When configuring your AI Agent, it’s important to understand how it behaves.

You don’t need to know the technical details but there are a few key rules that influence how you should write your instructions and Scenarios.

The AI Agent only does what it can actually do

Your AI Agent will never claim to perform an action it cannot execute.

If a customer asks for something that requires a tool or integration that isn’t connected, the AI Agent will clearly state that it doesn’t have access instead of guessing or providing incorrect information.

For example, if you instruct the AI Agent to check an order in Shopify but the integration isn’t set up, it won’t fabricate a response.

Practical implication: Only reference actions that are supported by your connected integrations. Make sure everything is properly set up before using it in Scenarios.

The AI Agent always responds in the customer’s language

The AI Agent automatically detects the language used by the customer and replies in that same language.

If it cannot determine the language, it will fall back to your configured default language.

Practical implication: You don’t need to create multiple versions of your Scenarios in different languages. Write them in the language that works best for you.

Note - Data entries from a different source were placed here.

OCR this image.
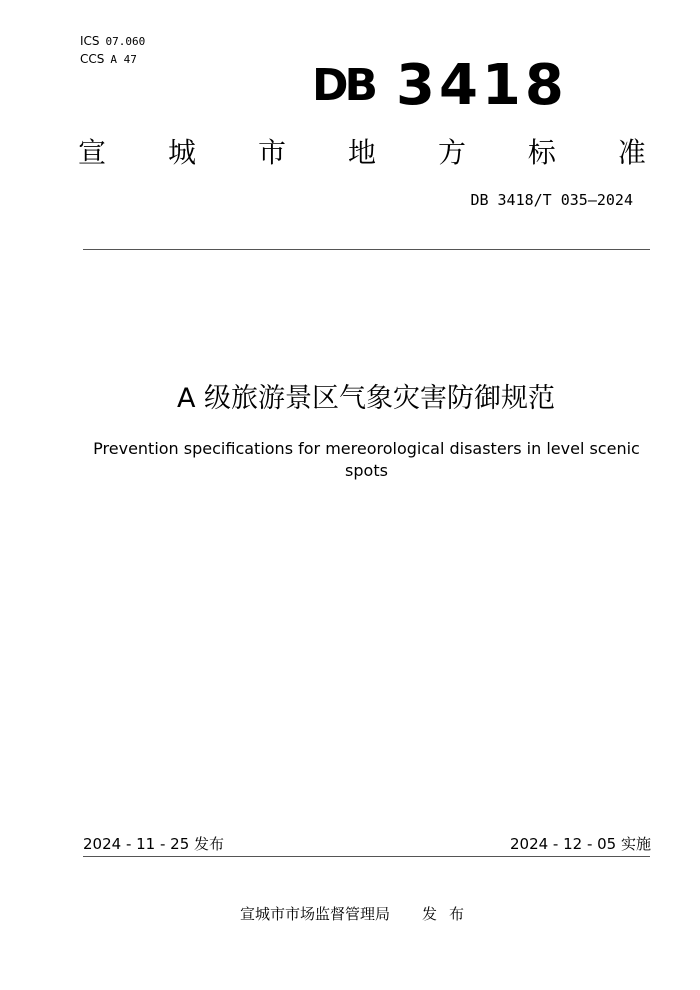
ICS 07.060
CCS A 47
DB 3418
宣 城 市 地 方 标 准
DB 3418/T 035—2024
A 级旅游景区气象灾害防御规范
Prevention specifications for mereorological disasters in level scenic spots
2024 - 11 - 25 发布	2024 - 12 - 05 实施
宣城市市场监督管理局 发布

Scenarios always take priority

When a Scenario is triggered, it takes full control of the conversation.

The AI Agent will follow the Scenario step by step, including:

  • What information to collect
  • Which actions to perform
  • When to hand over to a human

General Handover criteria and Additional instructions remain active, but only as a fallback when no Scenario is applied.

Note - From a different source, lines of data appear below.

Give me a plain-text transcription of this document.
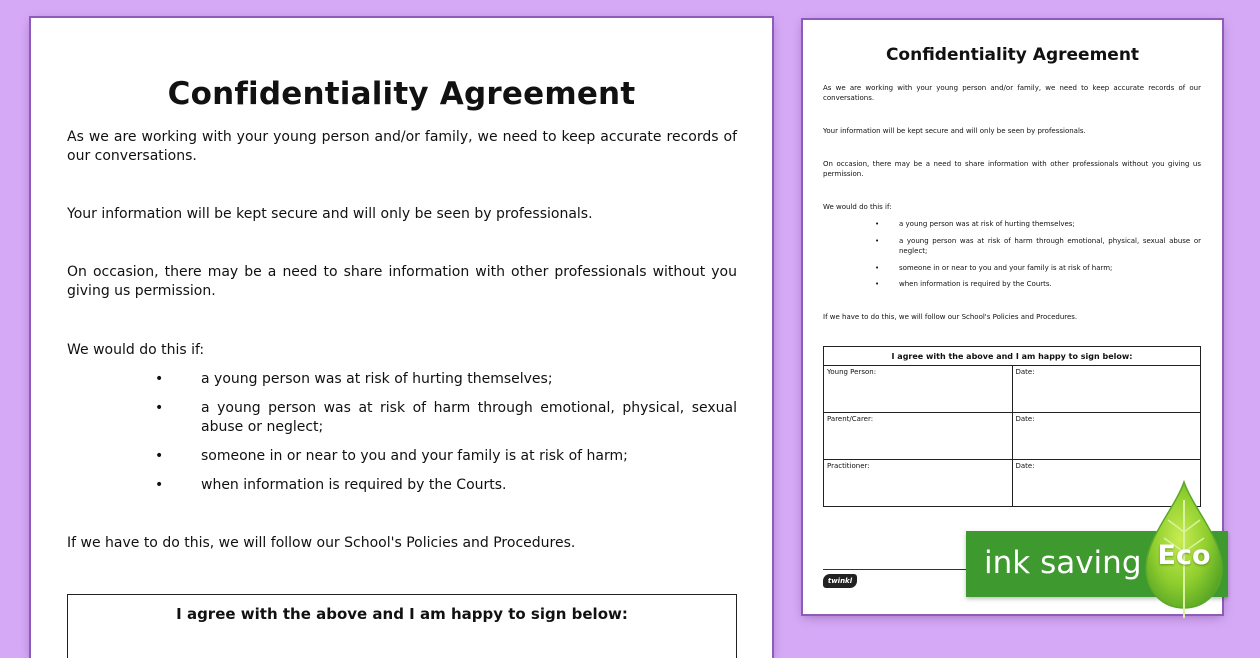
Confidentiality Agreement
As we are working with your young person and/or family, we need to keep accurate records of our conversations.
Your information will be kept secure and will only be seen by professionals.
On occasion, there may be a need to share information with other professionals without you giving us permission.
We would do this if:
•	a young person was at risk of hurting themselves;
•	a young person was at risk of harm through emotional, physical, sexual abuse or neglect;
•	someone in or near to you and your family is at risk of harm;
•	when information is required by the Courts.
If we have to do this, we will follow our School's Policies and Procedures.
I agree with the above and I am happy to sign below:
Confidentiality Agreement
As we are working with your young person and/or family, we need to keep accurate records of our conversations.
Your information will be kept secure and will only be seen by professionals.
On occasion, there may be a need to share information with other professionals without you giving us permission.
We would do this if:
•	a young person was at risk of hurting themselves;
•	a young person was at risk of harm through emotional, physical, sexual abuse or neglect;
•	someone in or near to you and your family is at risk of harm;
•	when information is required by the Courts.
If we have to do this, we will follow our School's Policies and Procedures.
I agree with the above and I am happy to sign below:	
Young Person:	Date:
Parent/Carer:	Date:
Practitioner:	Date:
twinkl	ink saving Eco
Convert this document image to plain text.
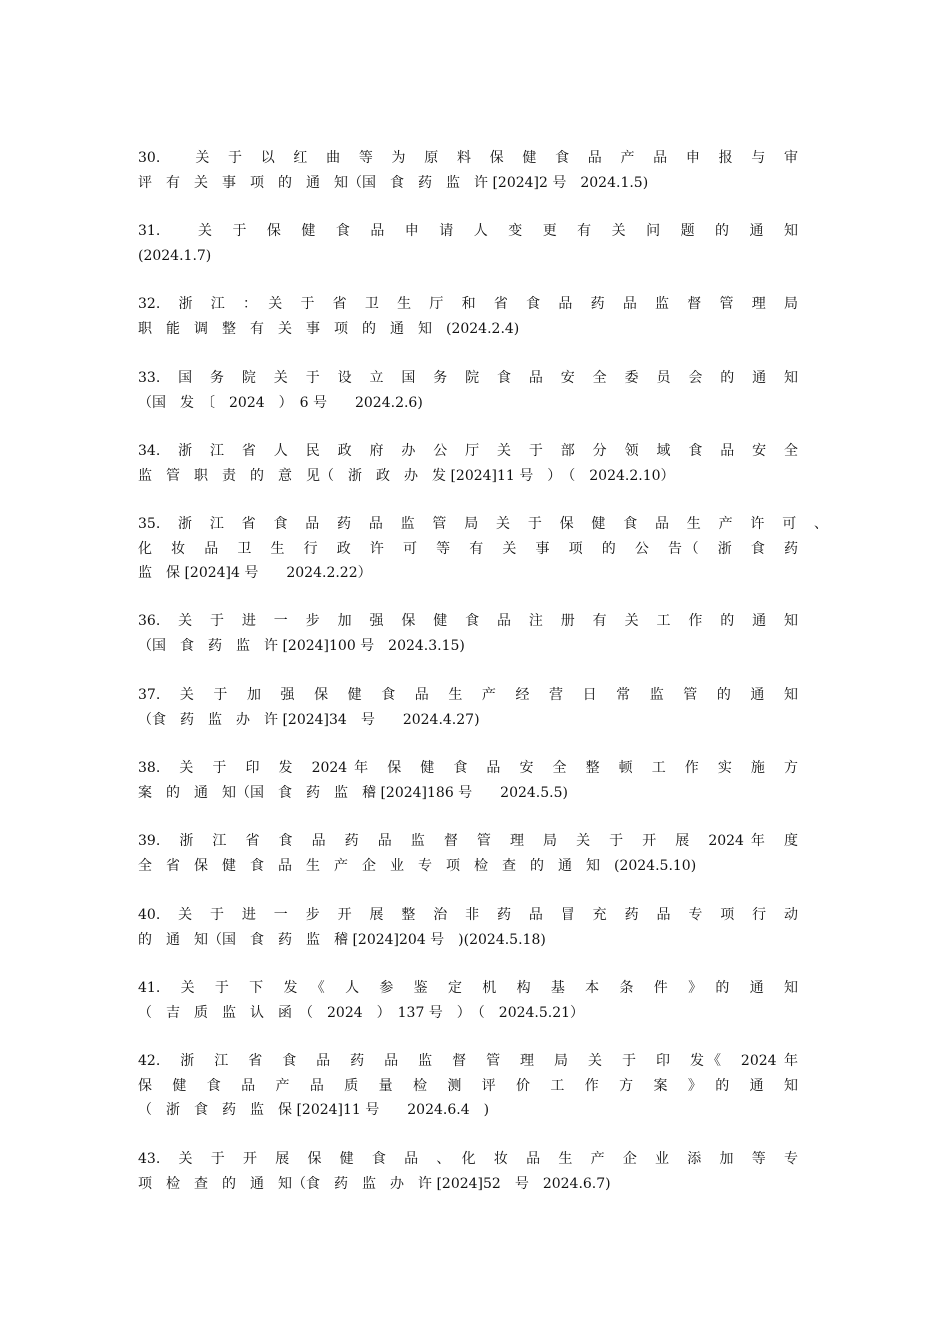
30.　　关　于　以　红　曲　等　为　原　料　保　健　食　品　产　品　申　报　与　审
评　有　关　事　项　的　通　知（国　食　药　监　许 [2024]2 号　2024.1.5)
31.　　关　于　保　健　食　品　申　请　人　变　更　有　关　问　题　的　通　知
(2024.1.7)
32.　浙　江　：　关　于　省　卫　生　厅　和　省　食　品　药　品　监　督　管　理　局
职　能　调　整　有　关　事　项　的　通　知　(2024.2.4)
33.　国　务　院　关　于　设　立　国　务　院　食　品　安　全　委　员　会　的　通　知
（国　发　〔　2024　）　6 号　　2024.2.6)
34.　浙　江　省　人　民　政　府　办　公　厅　关　于　部　分　领　域　食　品　安　全
监　管　职　责　的　意　见（　浙　政　办　发 [2024]11 号　）　（　2024.2.10）
35.　浙　江　省　食　品　药　品　监　管　局　关　于　保　健　食　品　生　产　许　可　、
化　妆　品　卫　生　行　政　许　可　等　有　关　事　项　的　公　告（　浙　食　药
监　保 [2024]4 号　　2024.2.22）
36.　关　于　进　一　步　加　强　保　健　食　品　注　册　有　关　工　作　的　通　知
（国　食　药　监　许 [2024]100 号　2024.3.15)
37.　关　于　加　强　保　健　食　品　生　产　经　营　日　常　监　管　的　通　知
（食　药　监　办　许 [2024]34　号　　2024.4.27)
38.　关　于　印　发　2024 年　保　健　食　品　安　全　整　顿　工　作　实　施　方
案　的　通　知（国　食　药　监　稽 [2024]186 号　　2024.5.5)
39.　浙　江　省　食　品　药　品　监　督　管　理　局　关　于　开　展　2024 年　度
全　省　保　健　食　品　生　产　企　业　专　项　检　查　的　通　知　(2024.5.10)
40.　关　于　进　一　步　开　展　整　治　非　药　品　冒　充　药　品　专　项　行　动
的　通　知（国　食　药　监　稽 [2024]204 号　)(2024.5.18)
41.　关　于　下　发　《　人　参　鉴　定　机　构　基　本　条　件　》　的　通　知
（　吉　质　监　认　函　（　2024　）　137 号　）　（　2024.5.21）
42.　浙　江　省　食　品　药　品　监　督　管　理　局　关　于　印　发《　2024 年
保　健　食　品　产　品　质　量　检　测　评　价　工　作　方　案　》　的　通　知
（　浙　食　药　监　保 [2024]11 号　　2024.6.4　)
43.　关　于　开　展　保　健　食　品　、　化　妆　品　生　产　企　业　添　加　等　专
项　检　查　的　通　知（食　药　监　办　许 [2024]52　号　2024.6.7)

Practical implication: If a Scenario defines escalation rules, those will override your general Handover settings. Make sure your Scenarios fully cover the intended behaviour.

Escalation is a one-way door

Once a conversation is escalated, the AI Agent hands over completely and cannot take further actions.

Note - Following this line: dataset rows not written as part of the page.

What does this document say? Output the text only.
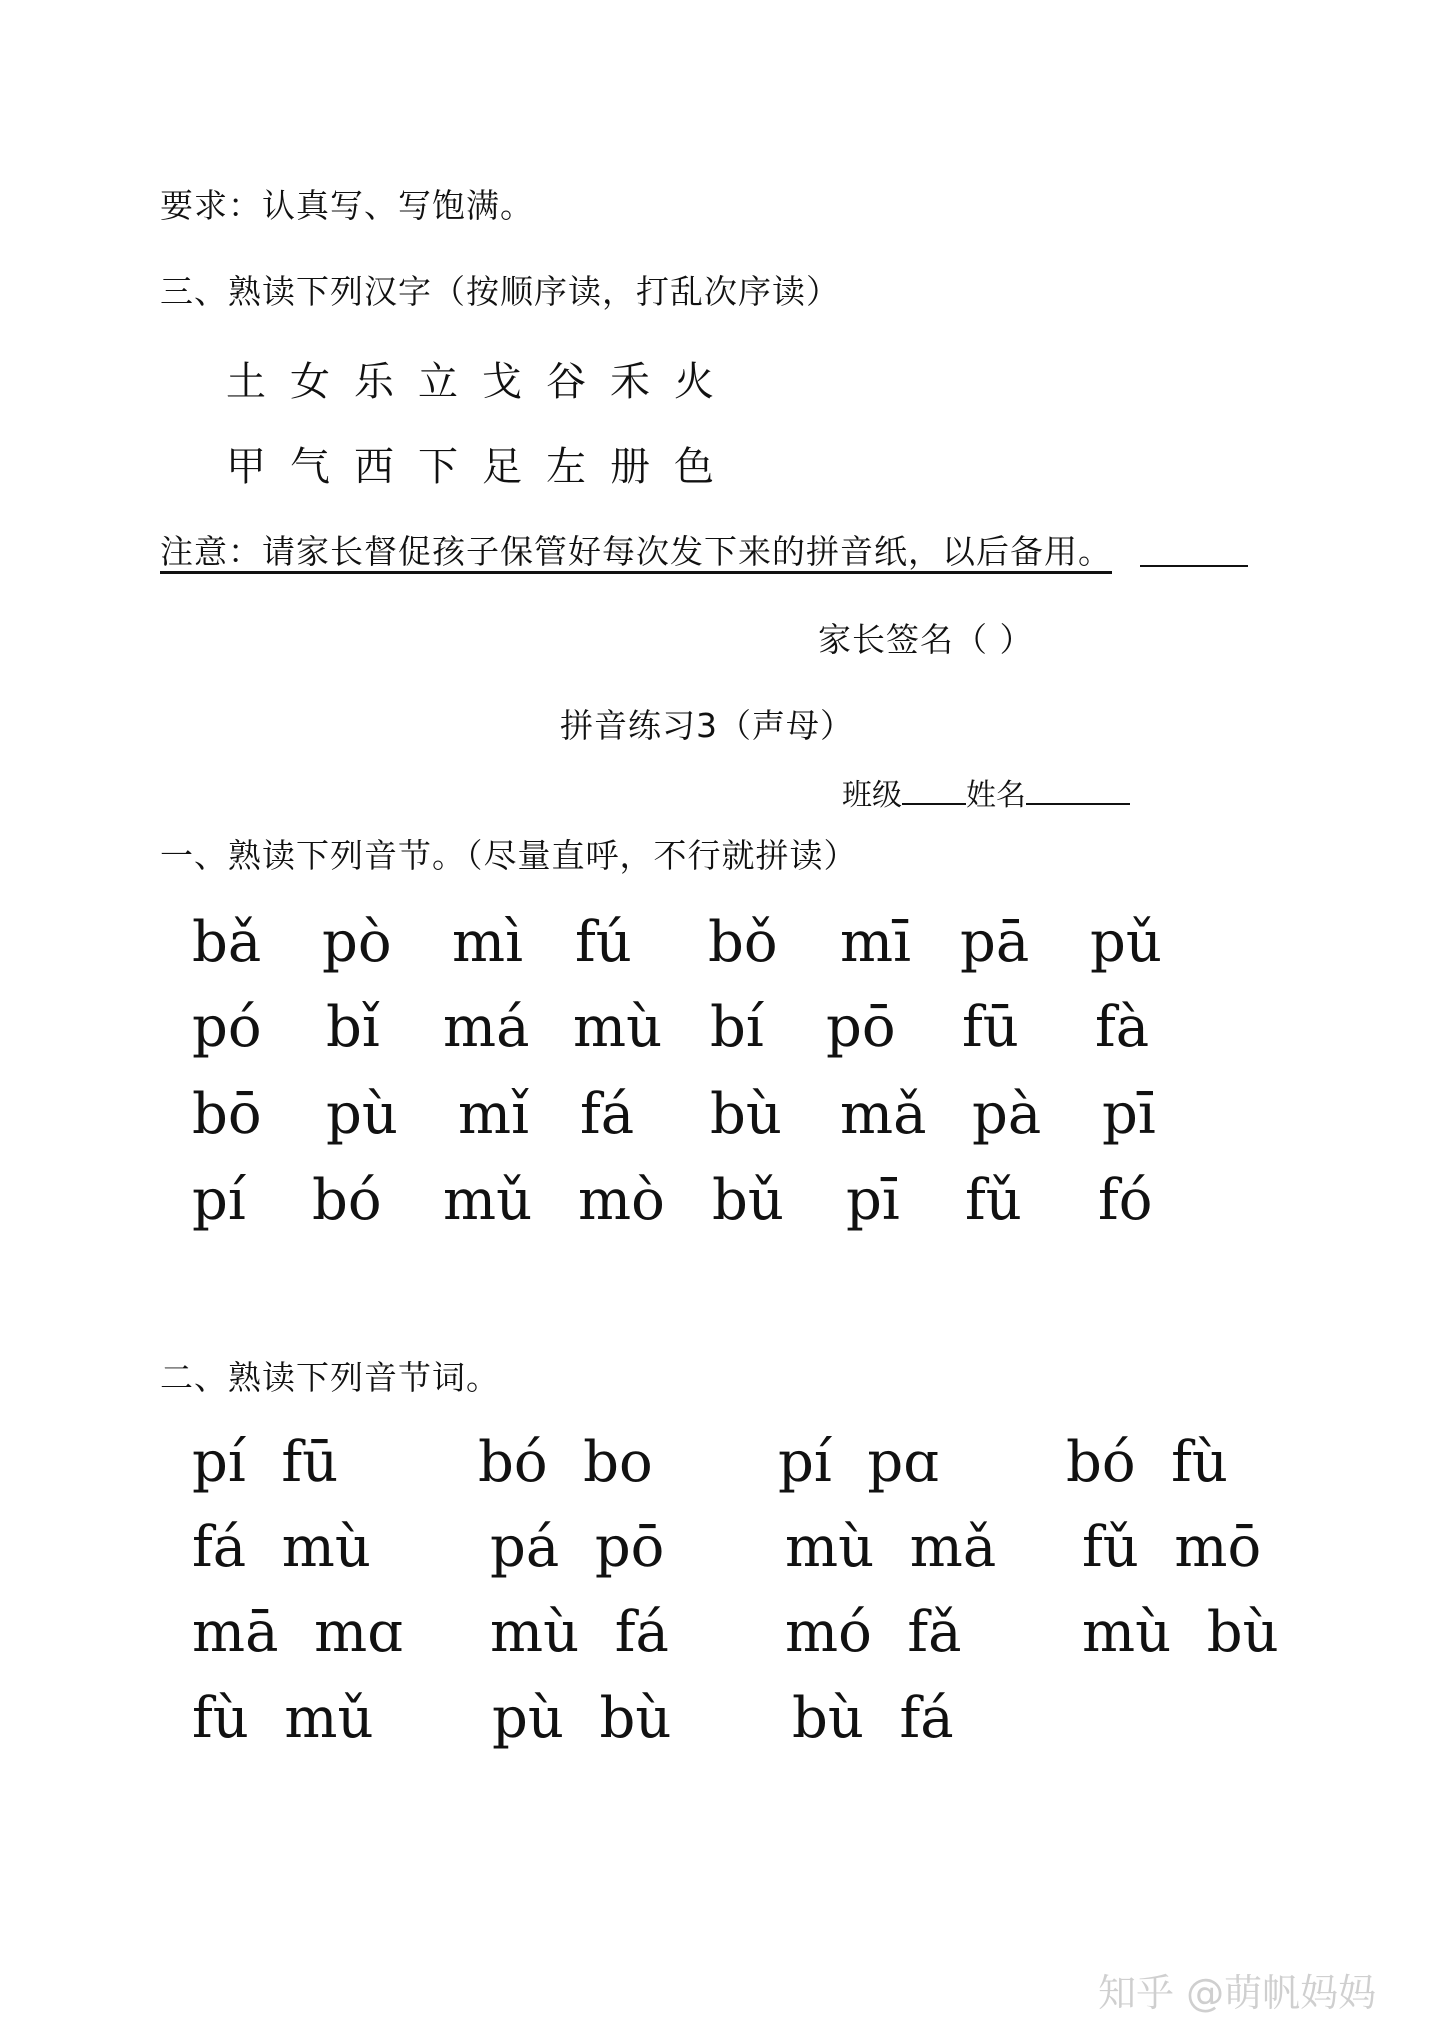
要求：认真写、写饱满。
三、熟读下列汉字（按顺序读，打乱次序读）
土 女 乐 立 戈 谷 禾 火
甲 气 西 下 足 左 册 色
注意：请家长督促孩子保管好每次发下来的拼音纸，以后备用。
家长签名（ ）
拼音练习3（声母）
班级 姓名
一、熟读下列音节。（尽量直呼，不行就拼读）
bǎ pò mì fú bǒ mī pā pǔ
pó bǐ má mù bí pō fū fà
bō pù mǐ fá bù mǎ pà pī
pí bó mǔ mò bǔ pī fǔ fó
二、熟读下列音节词。
pí  fū bó  bo pí  pɑ bó  fù
fá  mù pá  pō mù  mǎ fǔ  mō
mā  mɑ mù  fá mó  fǎ mù  bù
fù  mǔ pù  bù bù  fá
知乎 @萌帆妈妈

Before escalating, the AI Agent completes all required steps, such as:

  • Adding internal comments
  • Applying labels
  • Collecting necessary information

Practical implication: Always place the escalation step at the end of your Scenario. Any actions you want the AI Agent to perform must come before the handover.

The AI Agent won’t ask for information it already has

If the customer has already provided certain information, the AI Agent will not ask for it again.

When data collection is configured, it only requests missing details.

Practical implication: You don’t need to add conditional logic like “ask for the order number if not provided.” The AI Agent handles this automatically.

What the AI Agent cannot see

There are a few limitations to keep in mind:

  • The AI Agent can only see the current ticket
  • It has no memory of previous conversations with the same customer
  • It does not know which AI Journey it is part of
  • It cannot access systems or data that are not connected

Summary

Understanding how your AI Agent works helps you configure it more effectively:

  • It only performs actions it can actually execute
  • It always responds in the customer’s language
  • Scenarios take priority over other instructions
  • Escalation ends the AI Agent’s involvement
  • It avoids asking for duplicate information
  • Its visibility is limited to the current conversation and connected systems

Use these principles to write clearer Scenarios and create a more reliable AI Agent.